Nostalgia For New York In The Sixties




Soundcheck show

Summary: All this week on Soundcheck, we're taking getting all nostalgic for New York music in collaboration with New York magazine, which this week is presenting their annual "yesteryear" issue -- this year, focused on New York City music. And we've asking listeners which decade you're most nostalgic for. (Call us at 866 939 1612, or leave a comment below.)  Yesterday, Jody Rosen reflected on the 1920's.

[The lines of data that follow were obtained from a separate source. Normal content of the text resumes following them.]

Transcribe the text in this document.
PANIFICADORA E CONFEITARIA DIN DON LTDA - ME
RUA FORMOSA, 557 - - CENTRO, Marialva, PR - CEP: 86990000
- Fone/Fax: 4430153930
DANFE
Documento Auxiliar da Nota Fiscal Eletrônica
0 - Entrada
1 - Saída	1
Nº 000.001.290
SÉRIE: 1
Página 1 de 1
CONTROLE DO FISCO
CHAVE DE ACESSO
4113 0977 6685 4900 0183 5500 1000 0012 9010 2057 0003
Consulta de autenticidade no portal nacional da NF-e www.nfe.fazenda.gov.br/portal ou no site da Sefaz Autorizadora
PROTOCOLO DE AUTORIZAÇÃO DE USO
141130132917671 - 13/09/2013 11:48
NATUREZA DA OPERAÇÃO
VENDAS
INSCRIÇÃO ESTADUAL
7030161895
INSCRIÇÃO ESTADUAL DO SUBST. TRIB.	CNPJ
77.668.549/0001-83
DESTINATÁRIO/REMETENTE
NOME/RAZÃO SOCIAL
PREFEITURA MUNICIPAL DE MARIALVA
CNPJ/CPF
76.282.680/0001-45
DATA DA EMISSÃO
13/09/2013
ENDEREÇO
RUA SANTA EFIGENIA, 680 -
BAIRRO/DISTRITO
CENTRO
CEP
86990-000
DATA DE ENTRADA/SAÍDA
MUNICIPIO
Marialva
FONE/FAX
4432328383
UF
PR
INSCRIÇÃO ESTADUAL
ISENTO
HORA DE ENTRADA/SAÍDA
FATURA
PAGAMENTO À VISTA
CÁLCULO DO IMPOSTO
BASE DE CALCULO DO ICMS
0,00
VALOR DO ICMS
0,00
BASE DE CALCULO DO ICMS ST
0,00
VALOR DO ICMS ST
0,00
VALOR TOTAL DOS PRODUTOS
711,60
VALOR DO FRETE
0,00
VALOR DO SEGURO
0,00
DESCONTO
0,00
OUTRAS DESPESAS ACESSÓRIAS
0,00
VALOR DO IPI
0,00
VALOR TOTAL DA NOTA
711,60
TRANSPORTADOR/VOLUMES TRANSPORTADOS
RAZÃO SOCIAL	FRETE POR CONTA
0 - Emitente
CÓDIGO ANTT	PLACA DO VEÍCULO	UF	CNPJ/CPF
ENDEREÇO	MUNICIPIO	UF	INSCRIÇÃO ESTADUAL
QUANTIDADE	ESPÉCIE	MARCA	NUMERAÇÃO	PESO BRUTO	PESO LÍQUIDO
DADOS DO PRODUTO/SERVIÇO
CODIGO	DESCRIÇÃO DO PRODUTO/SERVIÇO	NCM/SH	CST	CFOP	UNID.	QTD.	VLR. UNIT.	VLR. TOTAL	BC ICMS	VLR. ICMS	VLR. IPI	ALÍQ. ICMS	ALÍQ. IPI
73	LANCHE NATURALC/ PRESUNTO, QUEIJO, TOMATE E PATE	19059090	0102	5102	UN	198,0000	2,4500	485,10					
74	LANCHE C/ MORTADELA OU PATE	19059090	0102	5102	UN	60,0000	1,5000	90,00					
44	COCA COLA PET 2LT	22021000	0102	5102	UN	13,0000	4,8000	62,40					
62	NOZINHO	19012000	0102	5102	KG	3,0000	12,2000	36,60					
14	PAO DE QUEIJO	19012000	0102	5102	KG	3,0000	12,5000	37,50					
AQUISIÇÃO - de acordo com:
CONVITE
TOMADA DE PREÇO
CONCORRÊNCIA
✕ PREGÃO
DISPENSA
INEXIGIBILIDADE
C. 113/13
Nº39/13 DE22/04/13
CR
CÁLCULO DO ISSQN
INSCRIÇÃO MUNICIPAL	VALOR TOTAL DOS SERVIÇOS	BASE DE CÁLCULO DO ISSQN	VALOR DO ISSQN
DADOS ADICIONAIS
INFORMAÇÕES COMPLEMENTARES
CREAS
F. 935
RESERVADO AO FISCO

Today, New York magazine culture editor Lane Brown delves into the music of the '60s, a vital time he says had "a 1000 different things happening."   "You had the Brill Building just churning out hit after hit after hit; you had the birth of salsa; you had Barbara Streisand on Broadway; you had Judy Garland at Carnegie Hall," Brown tells Soundcheck host John Schaefer. "But you also had this interesting collision with pop music and mass media -- and it's kind of a time when pop music becomes self-aware and concerned with branding. And you have people like Bob Dylan, who is this nice kid from Minnesota who comes to New York and pretends to fall out of a boxcar, basically, and becomes the king of the Greenwich Village folk scene. And later, when that kind of curdles, he becomes this rock star." Brown also points to The Velvet Underground as a band of the 1960's that many people feel nostalgia for, even though they may have missed that music at the time.  "There's that famous Brian Eno quote," Brown explains, "where very few people actually bought the album when it came out, but they all went on to form bands of their own. It was 171 on the Billboard charts... I think it took a long time for people to catch on. They were way ahead of their time."